De procureur-generaal
bij de Hoge Raad der Nederlanden
AG

Voetnoten

1.Arrest van de Hoge Raad van 31 mei 2022, nr. 20/04217P, ECLI:NL:HR:2022:715.
2.Volledigheidshalve geef ik de desbetreffende overweging uit het arrest d.d. 24 juli 2017 weer:
4.Ik wijs in dit verband in het bijzonder op de bespreking van middel 2 (randnummers 11-15), middel 3 (randnummers 16-21) en middel 4 (randnummers 22-26).
5.Zie HR 17 juni 2008, ECLI:NL:HR:2008:BD2578,
6.HR 20 maart 2012, ECLI:NL:HR:2012:BV9347,
7.Althans zo versta ik de hierna volgende rechtspraak en conclusies: HR 23 januari 2024, ECLI:NL:HR:2024:45; HR 13 februari 2024, ECLI:NL:HR:2024:168; HR 23 april 2024, ECLI:NL:HR:2024:618 (en de conclusie van Van Wees, ECLI:NL:PHR:2024:253, die aan dit arrest voorafging).
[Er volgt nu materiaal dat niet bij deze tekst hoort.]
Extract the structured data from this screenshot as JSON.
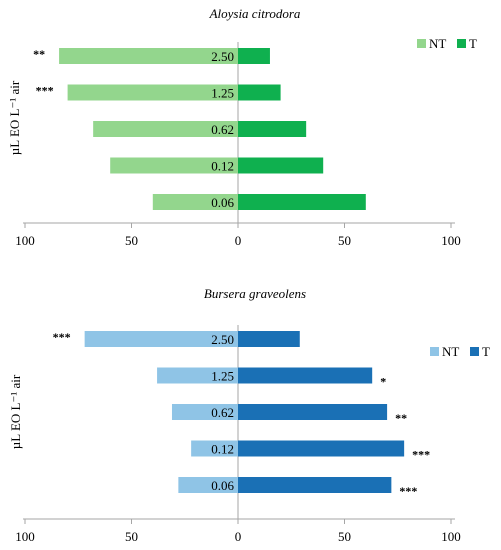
{
  "chart_data": [
    {
      "type": "bar",
      "orientation": "horizontal-back-to-back",
      "title": "Aloysia citrodora",
      "ylabel": "µL EO L⁻¹ air",
      "xlabel": "",
      "xlim_left": [
        0,
        100
      ],
      "xlim_right": [
        0,
        100
      ],
      "xticks": [
        "100",
        "50",
        "0",
        "50",
        "100"
      ],
      "categories": [
        "2.50",
        "1.25",
        "0.62",
        "0.12",
        "0.06"
      ],
      "legend_position": "top-right",
      "series": [
        {
          "name": "NT",
          "color": "#93d68d",
          "side": "left",
          "values": [
            84,
            80,
            68,
            60,
            40
          ]
        },
        {
          "name": "T",
          "color": "#0fb04f",
          "side": "right",
          "values": [
            15,
            20,
            32,
            40,
            60
          ]
        }
      ],
      "significance": [
        "**",
        "***",
        "",
        "",
        ""
      ],
      "significance_side": "left"
    },
    {
      "type": "bar",
      "orientation": "horizontal-back-to-back",
      "title": "Bursera graveolens",
      "ylabel": "µL EO L⁻¹ air",
      "xlabel": "",
      "xlim_left": [
        0,
        100
      ],
      "xlim_right": [
        0,
        100
      ],
      "xticks": [
        "100",
        "50",
        "0",
        "50",
        "100"
      ],
      "categories": [
        "2.50",
        "1.25",
        "0.62",
        "0.12",
        "0.06"
      ],
      "legend_position": "top-right",
      "series": [
        {
          "name": "NT",
          "color": "#8fc4e6",
          "side": "left",
          "values": [
            72,
            38,
            31,
            22,
            28
          ]
        },
        {
          "name": "T",
          "color": "#1a70b5",
          "side": "right",
          "values": [
            29,
            63,
            70,
            78,
            72
          ]
        }
      ],
      "significance": [
        "***",
        "*",
        "**",
        "***",
        "***"
      ],
      "significance_side": [
        "left",
        "right",
        "right",
        "right",
        "right"
      ]
    }
  ]
}
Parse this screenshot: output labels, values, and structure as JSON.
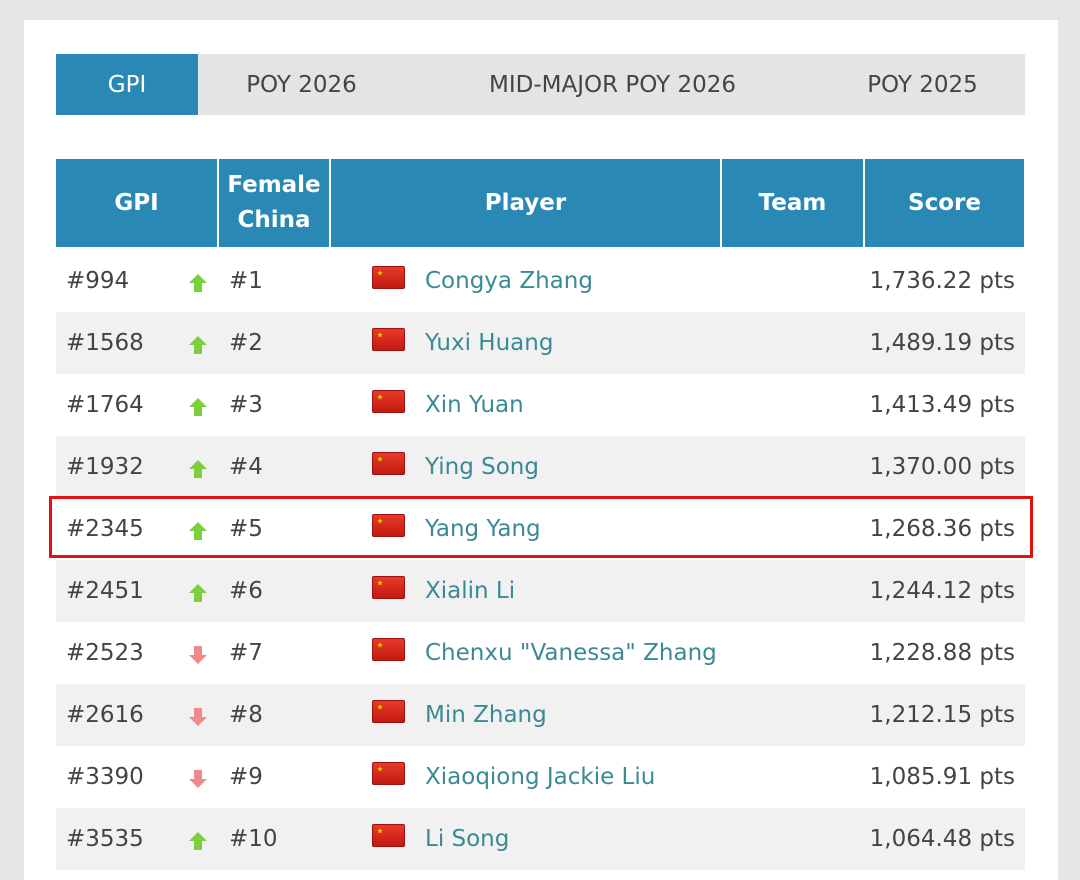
{
  "tabs": [
    {
      "label": "GPI",
      "active": true
    },
    {
      "label": "POY 2026"
    },
    {
      "label": "MID-MAJOR POY 2026"
    },
    {
      "label": "POY 2025"
    }
  ],
  "table": {
    "headers": [
      "GPI",
      "Female China",
      "Player",
      "Team",
      "Score"
    ],
    "rows": [
      {
        "gpi": "#994",
        "trend": "up",
        "rank": "#1",
        "flag": "china-flag",
        "player": "Congya Zhang",
        "team": "",
        "score": "1,736.22 pts"
      },
      {
        "gpi": "#1568",
        "trend": "up",
        "rank": "#2",
        "flag": "china-flag",
        "player": "Yuxi Huang",
        "team": "",
        "score": "1,489.19 pts"
      },
      {
        "gpi": "#1764",
        "trend": "up",
        "rank": "#3",
        "flag": "china-flag",
        "player": "Xin Yuan",
        "team": "",
        "score": "1,413.49 pts"
      },
      {
        "gpi": "#1932",
        "trend": "up",
        "rank": "#4",
        "flag": "china-flag",
        "player": "Ying Song",
        "team": "",
        "score": "1,370.00 pts"
      },
      {
        "gpi": "#2345",
        "trend": "up",
        "rank": "#5",
        "flag": "china-flag",
        "player": "Yang Yang",
        "team": "",
        "score": "1,268.36 pts",
        "highlighted": true
      },
      {
        "gpi": "#2451",
        "trend": "up",
        "rank": "#6",
        "flag": "china-flag",
        "player": "Xialin Li",
        "team": "",
        "score": "1,244.12 pts"
      },
      {
        "gpi": "#2523",
        "trend": "down",
        "rank": "#7",
        "flag": "china-flag",
        "player": "Chenxu \"Vanessa\" Zhang",
        "team": "",
        "score": "1,228.88 pts"
      },
      {
        "gpi": "#2616",
        "trend": "down",
        "rank": "#8",
        "flag": "china-flag",
        "player": "Min Zhang",
        "team": "",
        "score": "1,212.15 pts"
      },
      {
        "gpi": "#3390",
        "trend": "down",
        "rank": "#9",
        "flag": "china-flag",
        "player": "Xiaoqiong Jackie Liu",
        "team": "",
        "score": "1,085.91 pts"
      },
      {
        "gpi": "#3535",
        "trend": "up",
        "rank": "#10",
        "flag": "china-flag",
        "player": "Li Song",
        "team": "",
        "score": "1,064.48 pts"
      }
    ]
  },
  "colors": {
    "accent": "#2a89b4",
    "up": "#7ccf3c",
    "down": "#f08a8a",
    "link": "#3a8a96",
    "highlight": "#e01010"
  }
}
Zie ook de conclusie van Hofstee van 27 augustus 2024, ECLI:NL:PHR:2024:833, onder randnummer 23 (door de HR afgedaan met art. 81 lid 1 RO).
8.Ten overvloede zij opgemerkt dat de klachten die in de schriftuur worden gepresenteerd inhoudelijk niet verschillen van de klachten die de raadsman destijds in zijn cassatieschriftuur d.d. 9 augustus 20121, onder middel 3 en 4, naar voren heeft gebracht. Als gezegd, heb ik in mijn conclusie van 5 april 2022 geconcludeerd dat deze middelen terecht waren voorgesteld. Op grond van de thans voorliggende stukken zie ik geen aanleiding om op mijn eerdere opvatting terug te komen.